Altro buco nell'acqua. 

A cura di Giuseppe Tortora.
E mail: tortora@unina.it

Alcibiade, nel racconto che fa ai convitati, non nasconde l'amarezza della sua delusione. Dopo tutte le cose sentite e dette ... dopo aver scagliato i suoi dardi ... era convinto d'averlo ferito. Macché!
E allora ...
«Mi alzai, e, senza lasciargli dire più nulla, gli posi il mio mantello addosso, perché era inverno. Poi, sdraiatomi anch'io sotto il suo logoro mantello, abbracciai (peribalòn tò cheîre) quest'uomo veramente demonico e meraviglioso (toúto tô daimonío hos alethôs kaì thaumastô).
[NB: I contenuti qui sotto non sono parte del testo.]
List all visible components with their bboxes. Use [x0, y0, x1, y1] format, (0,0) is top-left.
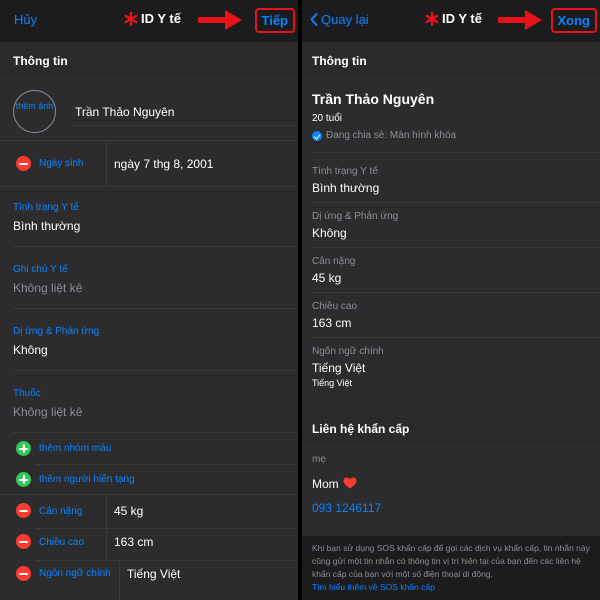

E ... rimasi lì, così, tutta la notte (katekeímen tèn nýktà hólen)».
Insomma Socrate niente! Nessun cedimento. Neppure a queste iniziative. Sicché, commenta Alcibiade con dispetto misto ad ammirazione, anche in queste circostanze e condizioni Socrate «fu di gran lunga superiore».
Ma Alcibiade non può sottacere che questo comportamento di Socrate, il suo astenersi, gli suonò come disprezzo e derisione, anzi come oltraggio, di quanto egli, Alcibiade, credeva essere il suo miglior pregio: il fiore della giovinezza. E dunque sollecita ed esorta i convitati a costituirsi giudici della superbia di Socrate (tês Sokrátous hýperphanías)!
Niente, dunque. Proprio niente. Alcibiade lo giura per gli dei e per le dee (mà theoús, mà theás): stretto a Socrate, ha solo dormito. L'indomani, insomma, si è alzato senza aver fatto nulla di più che se avesse dormito con suo padre o con il suo fratello maggiore (metà patròs è adelphoû).